- Born: 30 March 1896 New Glasgow, Nova Scotia, Canada
- Died: 28 October 1971 Sydenham, England
- Education: Cheltenham Ladies' College, University of London (BA, external student)
- Occupation(s): Missionary, educator, writer
- Notable work: Window on Japan (1956)
- Parent(s): Reverend Arthur Lea and Mary Lea
- Awards: Order of the Sacred Treasure (4th Class)

= Leonora Lea =

Leonora Edith Lea (30 March 1896 – 28 October 1971) was a Canadian Anglican missionary who lived and worked in Japan as a school teacher, writer, and senior administrator of the Anglican Church in Japan.

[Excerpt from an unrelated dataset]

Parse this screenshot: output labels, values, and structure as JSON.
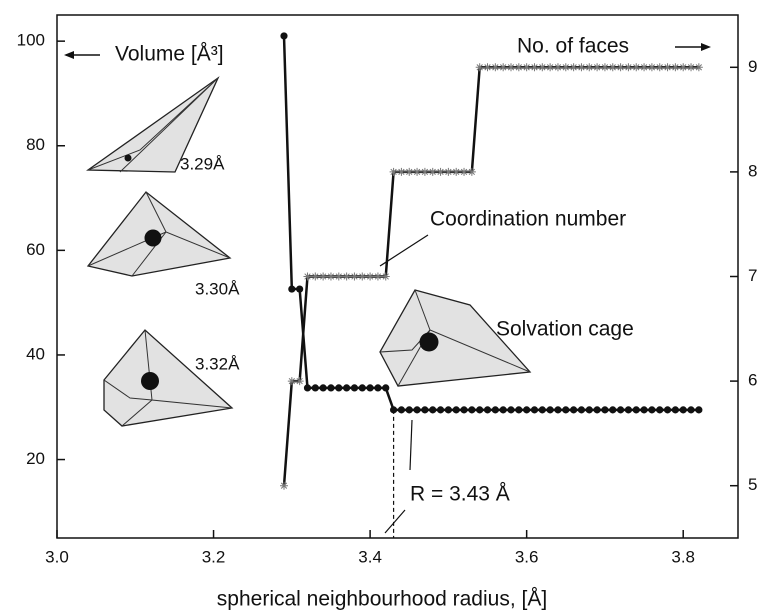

Lea was one of the few church missionary workers to live in Japan throughout the Pacific War. Her collected writings and recollections of that period offer a rare first-hand English-language account of life in wartime Japan.

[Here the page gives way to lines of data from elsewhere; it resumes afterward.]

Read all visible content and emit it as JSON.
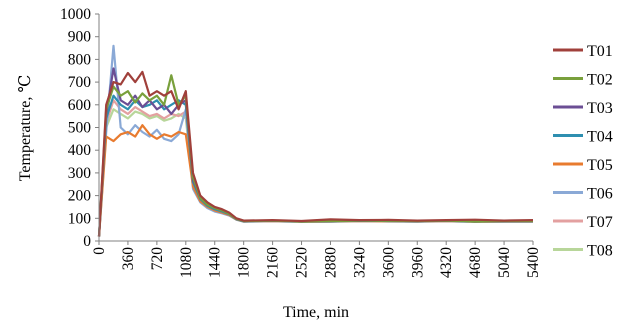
{
  "chart_data": {
    "type": "line",
    "title": "",
    "xlabel": "Time, min",
    "ylabel": "Temperature, ℃",
    "xlim": [
      0,
      5400
    ],
    "ylim": [
      0,
      1000
    ],
    "x_ticks": [
      0,
      360,
      720,
      1080,
      1440,
      1800,
      2160,
      2520,
      2880,
      3240,
      3600,
      3960,
      4320,
      4680,
      5040,
      5400
    ],
    "y_ticks": [
      0,
      100,
      200,
      300,
      400,
      500,
      600,
      700,
      800,
      900,
      1000
    ],
    "grid": false,
    "legend_position": "right",
    "x": [
      0,
      90,
      180,
      270,
      360,
      450,
      540,
      630,
      720,
      810,
      900,
      990,
      1080,
      1170,
      1260,
      1350,
      1440,
      1530,
      1620,
      1710,
      1800,
      2160,
      2520,
      2880,
      3240,
      3600,
      3960,
      4320,
      4680,
      5040,
      5400
    ],
    "series": [
      {
        "name": "T01",
        "color": "#a0403b",
        "values": [
          20,
          600,
          700,
          690,
          740,
          700,
          745,
          640,
          660,
          640,
          660,
          580,
          660,
          300,
          200,
          170,
          150,
          140,
          125,
          100,
          90,
          92,
          88,
          95,
          92,
          93,
          90,
          92,
          94,
          90,
          92
        ]
      },
      {
        "name": "T02",
        "color": "#79a03c",
        "values": [
          20,
          580,
          680,
          640,
          660,
          610,
          650,
          620,
          640,
          600,
          730,
          600,
          640,
          280,
          190,
          160,
          145,
          135,
          120,
          98,
          88,
          90,
          86,
          88,
          90,
          89,
          88,
          90,
          86,
          88,
          88
        ]
      },
      {
        "name": "T03",
        "color": "#6b4e94",
        "values": [
          20,
          560,
          760,
          620,
          600,
          640,
          590,
          620,
          580,
          600,
          560,
          600,
          620,
          270,
          190,
          160,
          145,
          135,
          120,
          97,
          88,
          90,
          86,
          88,
          90,
          89,
          88,
          90,
          86,
          88,
          88
        ]
      },
      {
        "name": "T04",
        "color": "#2e8fb0",
        "values": [
          20,
          540,
          640,
          600,
          580,
          620,
          590,
          600,
          620,
          580,
          600,
          620,
          600,
          260,
          185,
          155,
          140,
          130,
          118,
          96,
          87,
          89,
          86,
          87,
          89,
          88,
          87,
          89,
          86,
          87,
          87
        ]
      },
      {
        "name": "T05",
        "color": "#e87b2f",
        "values": [
          20,
          460,
          440,
          470,
          480,
          460,
          510,
          470,
          450,
          470,
          460,
          480,
          470,
          240,
          175,
          150,
          135,
          125,
          115,
          95,
          86,
          88,
          85,
          86,
          88,
          87,
          86,
          88,
          85,
          86,
          86
        ]
      },
      {
        "name": "T06",
        "color": "#8aa9d6",
        "values": [
          20,
          480,
          860,
          500,
          470,
          510,
          480,
          460,
          490,
          450,
          440,
          470,
          580,
          230,
          170,
          145,
          130,
          122,
          112,
          94,
          85,
          87,
          84,
          85,
          87,
          86,
          85,
          87,
          84,
          85,
          85
        ]
      },
      {
        "name": "T07",
        "color": "#e3a0a0",
        "values": [
          20,
          520,
          620,
          580,
          560,
          590,
          570,
          550,
          560,
          540,
          560,
          550,
          570,
          250,
          180,
          150,
          138,
          128,
          116,
          95,
          86,
          88,
          85,
          86,
          88,
          87,
          86,
          88,
          85,
          86,
          86
        ]
      },
      {
        "name": "T08",
        "color": "#b8d69a",
        "values": [
          20,
          500,
          580,
          560,
          540,
          570,
          560,
          540,
          550,
          530,
          540,
          560,
          540,
          245,
          178,
          148,
          136,
          126,
          114,
          94,
          86,
          88,
          85,
          86,
          88,
          87,
          86,
          88,
          85,
          86,
          86
        ]
      }
    ]
  }
}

With Bishop Michael Hinsuke Yashiro, Lea is credited as the founder of St. Michael's International School, Kobe.

==Early life and career==
Born 30 March 1896 in New Glasgow, Nova Scotia, Canada, the eldest of seven children born to Reverend Arthur and Mary Lea. In 1897, her father volunteered to serve in Toyohashi, Gifu Prefecture, Japan, as a missionary for the Nippon Sei Ko Kai. Arthur Lea was subsequently consecrated as Bishop of Kyushu in 1908.

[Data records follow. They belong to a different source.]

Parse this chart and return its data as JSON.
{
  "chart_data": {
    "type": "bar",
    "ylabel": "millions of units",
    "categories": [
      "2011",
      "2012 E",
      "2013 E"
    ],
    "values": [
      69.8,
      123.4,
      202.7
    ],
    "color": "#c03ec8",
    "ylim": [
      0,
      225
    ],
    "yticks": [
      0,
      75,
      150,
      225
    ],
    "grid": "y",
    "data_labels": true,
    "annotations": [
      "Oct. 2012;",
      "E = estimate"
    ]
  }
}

Lea attended Cheltenham Ladies' College and studied for a BA degree as an external student of the University of London. Returning to Japan in 1927 she worked as SPG sponsored educational missionary in Kobe assigned to the Shoin Girls School.

During the war period, Lea elected to remain in Japan and coordinated emergency relief and food distribution efforts for the foreign community in Kobe. Lea subsequently served as an executive assistant to the Presiding Bishop of the Anglican Church in Japan, Bishop Michael Hinsuke Yashiro.

In 1969 she was honoured by the Japanese Government and awarded the 4th class Order of the Sacred Treasure.

Lea died on 28 October 1971 in Sydenham, England.